Black carbon altering climate of Gangetic plains and Himalayan foothills

Solar light absorbing carbonaceous aerosols or black carbon (BC) are altering rainfall patterns, accelerating melting of glaciers and snow and impacting cloud formation at the regional level.
Black carbon altering climate of Gangetic plains and Himalayan foothills

NEW DELHI:  In the just concluded winter session of Parliament, Union Minister of Earth Sciences Kiren Rijiju shared his concerns about the rise of aerosol levels over the Indo-Gangetic Plain and the Himalayan foothills. Solar light absorbing carbonaceous aerosols or black carbon (BC) are altering rainfall patterns, accelerating melting of glaciers and snow and impacting cloud formation at the regional level. India represents a unique case for aerosol loading, properties and their effects. Varying aerosol sources get activated at different spatial and temporal scales.

This changing nature of aerosols temporally and spatially when coupled with different land use nature av cross India, produces a very complex aerosol radiation-cloud-precipitation-climate interaction, Rijiju said. Studies show that at least 75% of the aerosol absorption over the Indo-Gangetic Plain and the Himalayas throughout the year comes from BC.

Besides, aerosols alone account for over 50% of the total warming of the lower atmosphere. In an interview with the New Indian Express, Dr Mrutyunjay Mohapatra, Director General of Indian Meteorological Department, said eastern India’s long range period rainfall has reduced significantly in the past few decades due to high BC levels. Uttar Pradesh, Madhya Pradesh, Chhattisgarh, Jharkhand and some parts of the Northeast have witnessed significant reduction in seasonal as well as annual rainfall in the past few decades.

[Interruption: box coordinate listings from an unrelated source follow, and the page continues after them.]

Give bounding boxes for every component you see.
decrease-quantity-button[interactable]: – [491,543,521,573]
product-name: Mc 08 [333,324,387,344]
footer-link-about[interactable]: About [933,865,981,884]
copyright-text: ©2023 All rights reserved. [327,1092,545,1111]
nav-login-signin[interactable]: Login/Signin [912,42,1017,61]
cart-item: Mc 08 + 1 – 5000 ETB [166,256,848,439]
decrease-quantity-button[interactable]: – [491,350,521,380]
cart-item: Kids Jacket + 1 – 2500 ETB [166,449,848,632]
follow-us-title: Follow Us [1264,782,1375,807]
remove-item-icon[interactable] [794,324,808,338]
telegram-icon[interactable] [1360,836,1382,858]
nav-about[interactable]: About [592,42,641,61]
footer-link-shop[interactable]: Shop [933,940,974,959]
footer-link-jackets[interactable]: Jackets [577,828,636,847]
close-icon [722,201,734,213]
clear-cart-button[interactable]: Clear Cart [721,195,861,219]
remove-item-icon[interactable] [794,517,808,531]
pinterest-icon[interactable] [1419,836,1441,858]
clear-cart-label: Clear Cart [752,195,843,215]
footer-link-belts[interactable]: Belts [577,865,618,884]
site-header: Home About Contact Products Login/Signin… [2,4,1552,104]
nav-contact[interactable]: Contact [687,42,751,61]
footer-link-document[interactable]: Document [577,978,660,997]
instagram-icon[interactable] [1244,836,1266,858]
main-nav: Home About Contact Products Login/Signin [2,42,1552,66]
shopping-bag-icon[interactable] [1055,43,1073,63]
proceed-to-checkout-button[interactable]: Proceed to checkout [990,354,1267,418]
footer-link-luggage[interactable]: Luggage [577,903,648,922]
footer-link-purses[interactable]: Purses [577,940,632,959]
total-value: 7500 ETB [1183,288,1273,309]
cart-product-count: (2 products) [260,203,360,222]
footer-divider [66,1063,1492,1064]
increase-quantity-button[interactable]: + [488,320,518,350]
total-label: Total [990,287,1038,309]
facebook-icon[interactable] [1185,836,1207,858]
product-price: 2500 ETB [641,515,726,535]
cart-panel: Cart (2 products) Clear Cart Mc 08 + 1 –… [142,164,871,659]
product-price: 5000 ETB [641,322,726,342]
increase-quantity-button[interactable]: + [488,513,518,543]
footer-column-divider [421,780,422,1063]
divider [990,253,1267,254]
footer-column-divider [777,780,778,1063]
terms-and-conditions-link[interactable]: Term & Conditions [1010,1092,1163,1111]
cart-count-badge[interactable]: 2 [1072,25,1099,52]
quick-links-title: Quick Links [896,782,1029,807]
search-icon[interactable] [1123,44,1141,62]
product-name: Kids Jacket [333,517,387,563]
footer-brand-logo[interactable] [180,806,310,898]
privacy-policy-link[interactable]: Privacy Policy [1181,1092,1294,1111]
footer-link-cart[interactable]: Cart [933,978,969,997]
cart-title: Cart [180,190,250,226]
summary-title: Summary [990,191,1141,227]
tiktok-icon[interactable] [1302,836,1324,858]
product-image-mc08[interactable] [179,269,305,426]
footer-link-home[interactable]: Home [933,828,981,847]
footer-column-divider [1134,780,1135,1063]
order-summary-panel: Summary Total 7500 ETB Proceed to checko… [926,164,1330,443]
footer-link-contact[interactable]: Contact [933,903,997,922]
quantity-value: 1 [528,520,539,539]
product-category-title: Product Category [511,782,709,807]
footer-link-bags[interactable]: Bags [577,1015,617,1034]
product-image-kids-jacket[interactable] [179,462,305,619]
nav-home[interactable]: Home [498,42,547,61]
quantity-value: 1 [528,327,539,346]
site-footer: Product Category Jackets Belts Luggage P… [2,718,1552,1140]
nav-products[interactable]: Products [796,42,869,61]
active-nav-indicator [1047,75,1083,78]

What is aerosol and its role in regulating the atmosphere?
An aerosol — natural or anthropogenic — is a suspension of fine solid particles or liquid droplets in the air. It plays an important role in the formation of fog, mist and brown clouds. Some aerosols absorb solar radiation resulting in warming the atmosphere while others scatter and reflect the heat, resulting in the cooling of the atmosphere. BC aerosols contribute significantly (20-70%) to the total atmospheric load of particulate matter and account for more than 50% of total warming of the lower atmosphere. BC absorbs solar radiation, causing a warming effect as it settles on glaciers and accelerates melting.

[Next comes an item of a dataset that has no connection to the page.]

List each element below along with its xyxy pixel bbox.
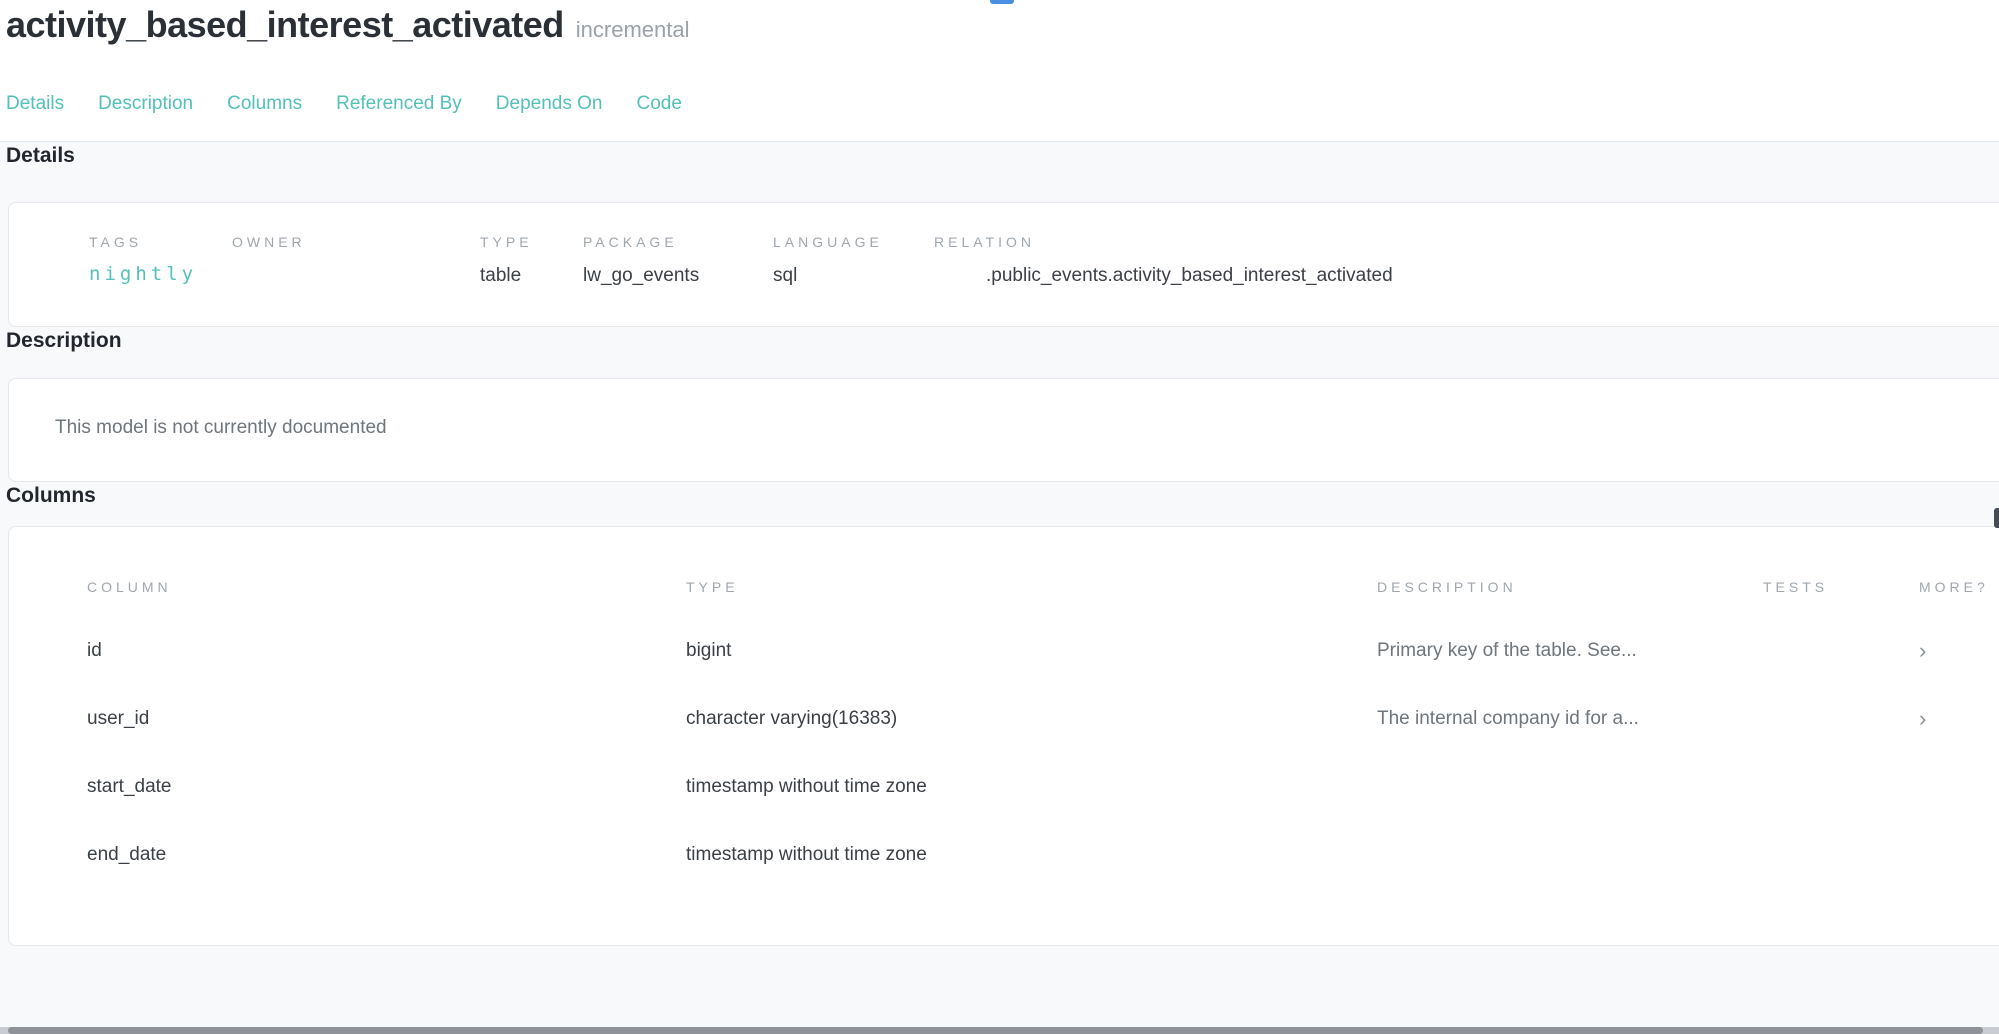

What is the source of BC aerosols and why is it a concern?
BC is the main anthropogenic light-absorbing constituent present in aerosols. Its main sources are the combustion of fossil fuels (such as gasoline, oil, and coal), wood and other biomass. It is mostly emitted by vehicles (largely diesel ones), industrial production, household use of solid fuels, agricultural biomass and waste burning.

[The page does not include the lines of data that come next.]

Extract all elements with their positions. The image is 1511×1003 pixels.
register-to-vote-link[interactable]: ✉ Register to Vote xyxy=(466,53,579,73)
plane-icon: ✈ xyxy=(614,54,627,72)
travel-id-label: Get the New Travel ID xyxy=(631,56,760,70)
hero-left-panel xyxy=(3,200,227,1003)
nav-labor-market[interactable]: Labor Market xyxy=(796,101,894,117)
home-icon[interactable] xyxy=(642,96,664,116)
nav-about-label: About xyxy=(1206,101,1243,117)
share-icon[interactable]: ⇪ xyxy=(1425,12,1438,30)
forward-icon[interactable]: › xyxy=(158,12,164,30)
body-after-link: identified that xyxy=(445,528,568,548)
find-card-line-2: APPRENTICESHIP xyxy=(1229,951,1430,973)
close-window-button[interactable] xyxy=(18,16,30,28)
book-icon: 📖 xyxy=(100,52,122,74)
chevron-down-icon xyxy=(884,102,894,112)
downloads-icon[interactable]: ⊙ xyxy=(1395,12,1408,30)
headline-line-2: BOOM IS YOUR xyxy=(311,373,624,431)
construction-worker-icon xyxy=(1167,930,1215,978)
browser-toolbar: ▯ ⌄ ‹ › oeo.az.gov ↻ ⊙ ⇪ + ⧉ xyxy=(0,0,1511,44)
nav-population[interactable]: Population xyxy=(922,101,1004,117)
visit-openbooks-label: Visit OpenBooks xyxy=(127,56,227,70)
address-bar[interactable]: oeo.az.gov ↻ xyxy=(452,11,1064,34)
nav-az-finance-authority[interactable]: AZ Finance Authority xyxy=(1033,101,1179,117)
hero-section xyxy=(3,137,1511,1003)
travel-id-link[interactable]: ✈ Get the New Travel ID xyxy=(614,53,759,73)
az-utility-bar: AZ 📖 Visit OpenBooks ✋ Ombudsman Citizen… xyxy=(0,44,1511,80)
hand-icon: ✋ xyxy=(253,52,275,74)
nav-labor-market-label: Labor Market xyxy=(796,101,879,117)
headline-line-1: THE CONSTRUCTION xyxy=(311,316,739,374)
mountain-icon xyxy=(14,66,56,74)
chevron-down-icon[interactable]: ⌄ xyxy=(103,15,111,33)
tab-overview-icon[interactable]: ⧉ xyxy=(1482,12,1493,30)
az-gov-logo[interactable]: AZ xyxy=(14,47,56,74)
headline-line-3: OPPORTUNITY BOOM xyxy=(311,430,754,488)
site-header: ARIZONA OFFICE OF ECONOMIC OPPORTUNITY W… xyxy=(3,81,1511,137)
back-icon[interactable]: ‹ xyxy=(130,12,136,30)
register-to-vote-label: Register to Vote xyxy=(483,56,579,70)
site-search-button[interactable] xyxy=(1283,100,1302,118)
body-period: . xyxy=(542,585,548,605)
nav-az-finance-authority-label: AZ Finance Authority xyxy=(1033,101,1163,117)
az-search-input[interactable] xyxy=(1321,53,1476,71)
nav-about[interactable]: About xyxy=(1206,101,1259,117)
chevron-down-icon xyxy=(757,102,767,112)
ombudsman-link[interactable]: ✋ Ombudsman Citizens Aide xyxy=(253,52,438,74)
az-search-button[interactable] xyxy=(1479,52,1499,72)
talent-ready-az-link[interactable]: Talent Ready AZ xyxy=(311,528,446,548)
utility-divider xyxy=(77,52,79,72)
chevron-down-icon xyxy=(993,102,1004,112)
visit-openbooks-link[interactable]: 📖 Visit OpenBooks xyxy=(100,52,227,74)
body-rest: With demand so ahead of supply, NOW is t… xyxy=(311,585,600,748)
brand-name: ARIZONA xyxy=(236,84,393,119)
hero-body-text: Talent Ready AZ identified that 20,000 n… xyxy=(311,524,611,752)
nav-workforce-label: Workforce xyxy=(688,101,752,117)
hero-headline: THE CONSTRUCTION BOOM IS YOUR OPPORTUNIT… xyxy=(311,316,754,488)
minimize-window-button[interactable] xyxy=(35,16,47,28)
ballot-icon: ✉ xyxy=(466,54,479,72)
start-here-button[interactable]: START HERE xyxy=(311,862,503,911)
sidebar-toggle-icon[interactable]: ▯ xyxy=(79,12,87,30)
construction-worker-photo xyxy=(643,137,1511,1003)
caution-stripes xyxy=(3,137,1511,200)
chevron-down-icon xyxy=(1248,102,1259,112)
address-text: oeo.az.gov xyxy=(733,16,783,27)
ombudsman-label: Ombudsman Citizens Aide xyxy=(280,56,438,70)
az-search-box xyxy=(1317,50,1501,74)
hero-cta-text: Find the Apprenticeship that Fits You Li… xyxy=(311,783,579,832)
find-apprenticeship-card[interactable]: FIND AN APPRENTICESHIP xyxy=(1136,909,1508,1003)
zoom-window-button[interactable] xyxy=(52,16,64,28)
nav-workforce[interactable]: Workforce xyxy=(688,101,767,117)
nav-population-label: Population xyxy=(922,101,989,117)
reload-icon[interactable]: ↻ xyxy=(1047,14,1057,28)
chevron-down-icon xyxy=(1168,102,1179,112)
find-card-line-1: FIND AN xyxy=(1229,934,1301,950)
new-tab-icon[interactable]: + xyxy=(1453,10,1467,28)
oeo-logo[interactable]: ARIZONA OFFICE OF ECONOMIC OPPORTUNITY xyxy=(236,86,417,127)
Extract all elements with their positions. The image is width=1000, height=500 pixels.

According to a study, the highest BC contributor was biomass burning (37%), followed by transport (both on-road and non-road transport) at 25%, residential biofuels at 18% and industry at 11%. The rest are residential biomass and coal. Besides, large aerosol concentration does not allow cloud droplets to grow, thus inhibiting rainfall and decreasing visibility in the lower atmosphere.

The Fifth Assessment Report of the Intergovernmental Panel on Climate Change (IPCC AR5), while quantifying the warming potential of each pollutant, stated that BC can be 900 times more warming than CO2 in a 20-year time horizon. Also, BC is the largest contributor to fine particles i.e. smaller than PM2.5, causing serious respiratory and cardiovascular diseases.

Why do BC and CO2 need aligned mitigation?
There is a complex chemistry between cooling and warming components of aerosols. For example, the IPCC AR6 report says that removal of sulphur dioxide emissions that form cooling sulphate can increase the global mean surface temperature by 0.69°C.

But reduction of BC aerosols would reduce the temperature by just 0.022°C during 2041-50. “But this trade-off can be small if significant CO2 reductions are also achieved simultaneously,” the Delhi-based environment think tank Centre for Science and Environment says in its report.

Double burden of the Global South
While the Global North or the developed economies have been producing more heat-trapping gases and require accelerated energy transition to curb long lived CO2, the Global South finds itself in the polluting pathways of socio-economic development that produce more short-lived climate pollutants (SLCP) - BC, greenhouse gases like methane, CO2 and hydrofluorocarbons.

It has twin impacts: (1) Global warming further increases the reaction rate of atmospheric gases, thus increasing harmful particulate matter concentration. (2) Increasing global warming affects dust concentration, increases forest fires and impacts aerosols. And changing rainfall patterns affect the wet removal process of particulate matter. This is the double burden.